Not everything is made of matter. Non-matter includes the light from a torch, the heat from a fire, and the sound of a police siren. You cannot hold, taste, or smell these things. They are not types of matter, but forms of energy. Everything that exists can be classed as either a type of matter or a form of energy.
Different types of matter have different material properties that make them useful for different jobs. A plastic hosepipe is flexible, so it can be pointed in any direction. A perspex visor is transparent, so the wearer can see straight through it. A firefighter’s suit is shiny so it can reflect heat and light. Flexibility, transparency, and shininess are three examples of material properties.
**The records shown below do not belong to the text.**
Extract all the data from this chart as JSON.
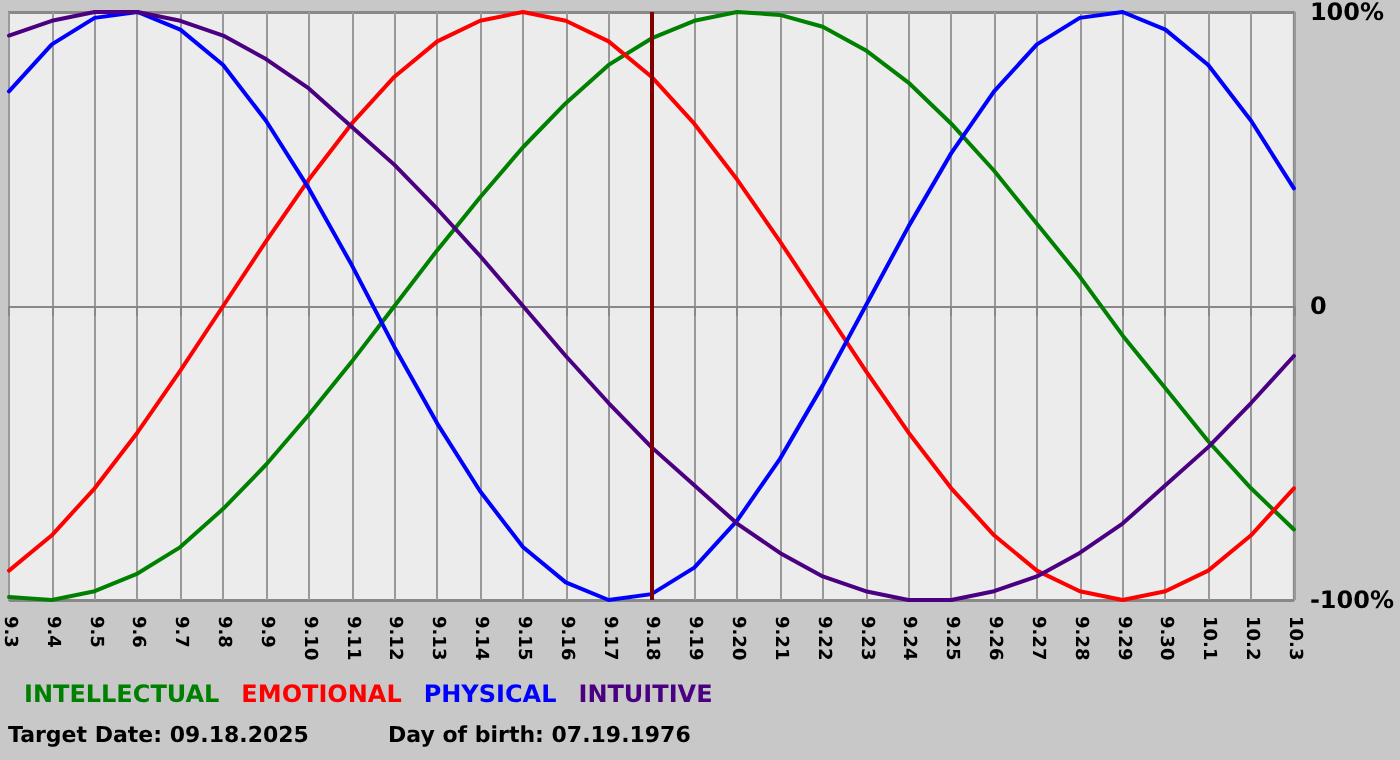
{
  "chart_data": {
    "type": "line",
    "categories": [
      "9.3",
      "9.4",
      "9.5",
      "9.6",
      "9.7",
      "9.8",
      "9.9",
      "9.10",
      "9.11",
      "9.12",
      "9.13",
      "9.14",
      "9.15",
      "9.16",
      "9.17",
      "9.18",
      "9.19",
      "9.20",
      "9.21",
      "9.22",
      "9.23",
      "9.24",
      "9.25",
      "9.26",
      "9.27",
      "9.28",
      "9.29",
      "9.30",
      "10.1",
      "10.2",
      "10.3"
    ],
    "series": [
      {
        "name": "INTELLECTUAL",
        "color": "#008000",
        "values": [
          -99,
          -100,
          -97,
          -91,
          -82,
          -69,
          -54,
          -37,
          -19,
          0,
          19,
          37,
          54,
          69,
          82,
          91,
          97,
          100,
          99,
          95,
          87,
          76,
          62,
          46,
          28,
          10,
          -10,
          -28,
          -46,
          -62,
          -76
        ]
      },
      {
        "name": "EMOTIONAL",
        "color": "#ff0000",
        "values": [
          -90,
          -78,
          -62,
          -43,
          -22,
          0,
          22,
          43,
          62,
          78,
          90,
          97,
          100,
          97,
          90,
          78,
          62,
          43,
          22,
          0,
          -22,
          -43,
          -62,
          -78,
          -90,
          -97,
          -100,
          -97,
          -90,
          -78,
          -62
        ]
      },
      {
        "name": "PHYSICAL",
        "color": "#0000ff",
        "values": [
          73,
          89,
          98,
          100,
          94,
          82,
          63,
          40,
          14,
          -14,
          -40,
          -63,
          -82,
          -94,
          -100,
          -98,
          -89,
          -73,
          -52,
          -27,
          0,
          27,
          52,
          73,
          89,
          98,
          100,
          94,
          82,
          63,
          40
        ]
      },
      {
        "name": "INTUITIVE",
        "color": "#4b0082",
        "values": [
          92,
          97,
          100,
          100,
          97,
          92,
          84,
          74,
          61,
          48,
          33,
          17,
          0,
          -17,
          -33,
          -48,
          -61,
          -74,
          -84,
          -92,
          -97,
          -100,
          -100,
          -97,
          -92,
          -84,
          -74,
          -61,
          -48,
          -33,
          -17
        ]
      }
    ],
    "ylim": [
      -100,
      100
    ],
    "yticks": [
      {
        "value": -100,
        "label": "-100%"
      },
      0,
      {
        "value": 100,
        "label": "100%"
      }
    ],
    "ref_lines": [
      {
        "axis": "x",
        "value": "9.18",
        "color": "#800000"
      }
    ],
    "annotations": [
      "Target Date: 09.18.2025",
      "Day of birth: 07.19.1976"
    ],
    "grid": true,
    "legend": "bottom left",
    "marker": "none",
    "line_style": "solid"
  }
}
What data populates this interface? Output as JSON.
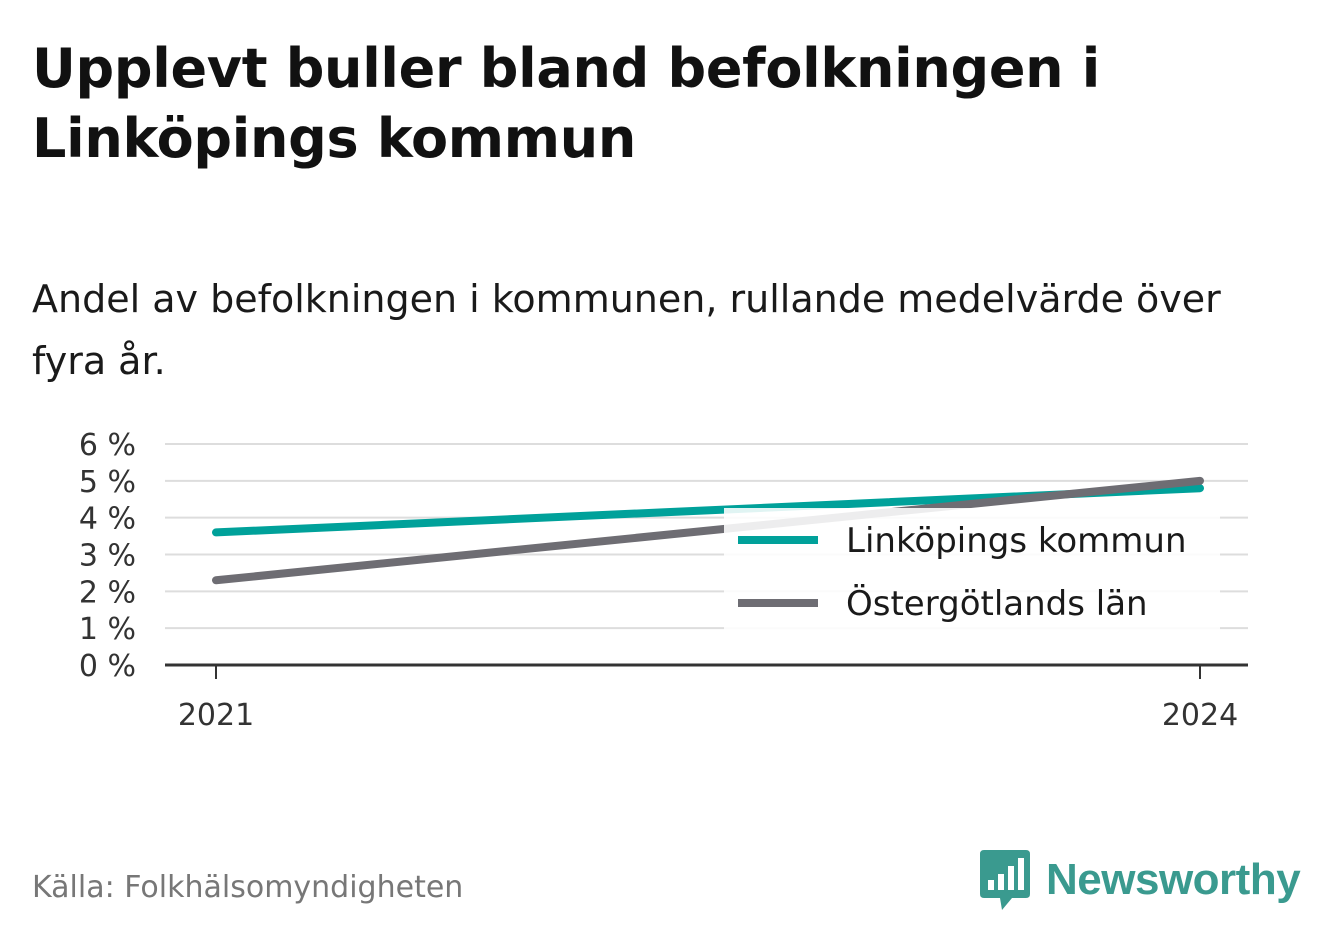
{
  "title": "Upplevt buller bland befolkningen i Linköpings kommun",
  "subtitle": "Andel av befolkningen i kommunen, rullande medelvärde över fyra år.",
  "source": "Källa: Folkhälsomyndigheten",
  "brand": {
    "name": "Newsworthy",
    "icon": "newsworthy-logo-icon",
    "color": "#3a9a8f"
  },
  "chart_data": {
    "type": "line",
    "x": [
      2021,
      2024
    ],
    "x_tick_labels": [
      "2021",
      "2024"
    ],
    "y_ticks": [
      0,
      1,
      2,
      3,
      4,
      5,
      6
    ],
    "y_tick_labels": [
      "0 %",
      "1 %",
      "2 %",
      "3 %",
      "4 %",
      "5 %",
      "6 %"
    ],
    "ylim": [
      0,
      6
    ],
    "grid": true,
    "legend_position": "bottom-right",
    "series": [
      {
        "name": "Linköpings kommun",
        "values": [
          3.6,
          4.8
        ],
        "color": "#00a19a"
      },
      {
        "name": "Östergötlands län",
        "values": [
          2.3,
          5.0
        ],
        "color": "#6e6d73"
      }
    ]
  }
}
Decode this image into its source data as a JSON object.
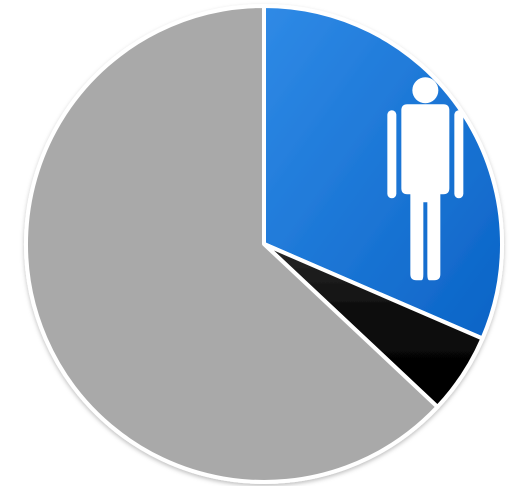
{
  "chart_data": {
    "type": "pie",
    "slices": [
      {
        "value": 31.5,
        "color": "#0b73d6",
        "icon": "male-person-icon"
      },
      {
        "value": 5.5,
        "color": "#0a0a0a"
      },
      {
        "value": 63.0,
        "color": "#a9a9a9"
      }
    ],
    "start_angle_deg": 0,
    "direction": "clockwise",
    "legend": "none",
    "background_color": "#ffffff",
    "separator_color": "#ffffff"
  }
}
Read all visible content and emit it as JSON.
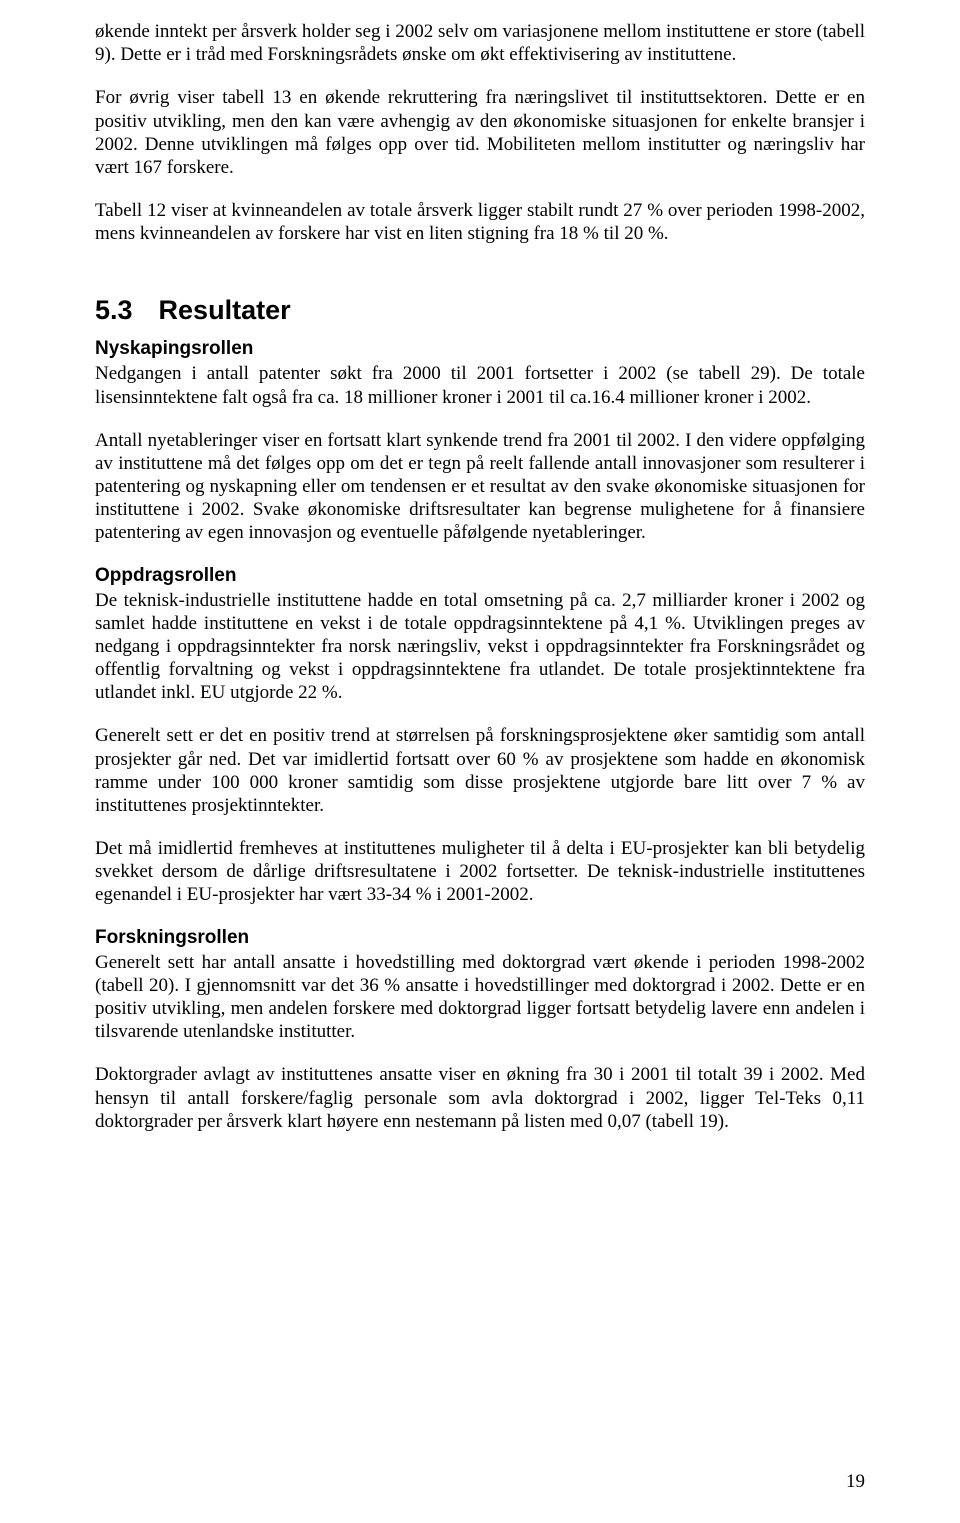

All matter is made of incredibly tiny particles called atoms. Atoms are far too small to see with our eyes, but scientists have worked out how small they are. There are many kinds of atom. Sand grains are made of two kinds of atom: oxygen and silicon. People are made of about 28 different kinds of atom. Material properties depend on the kinds of atom the material is made from.
Grains of sand look like pieces of gravel when viewed through a microscope. They have different shapes and sizes. Each grain contains millions of atoms, too small to see with a microscope. A sand grain the size of the full stop at the end of this sentence would contain about 10 million million million atoms.
We cannot really see atoms with microscopes. The best we can do is image them, by bouncing light off the particles. A computer translates the light beams into an image. Scanning tunnelling microscopes (STM) and atomic force microscopes (AFM) do this.
Democritus was one of the first philosophers (thinkers) to say that everything was made up of particles too small to be seen. He believed these particles could not be destroyed or split. Democritus said that all changes in the world could be explained as changes in the way particles are packed together.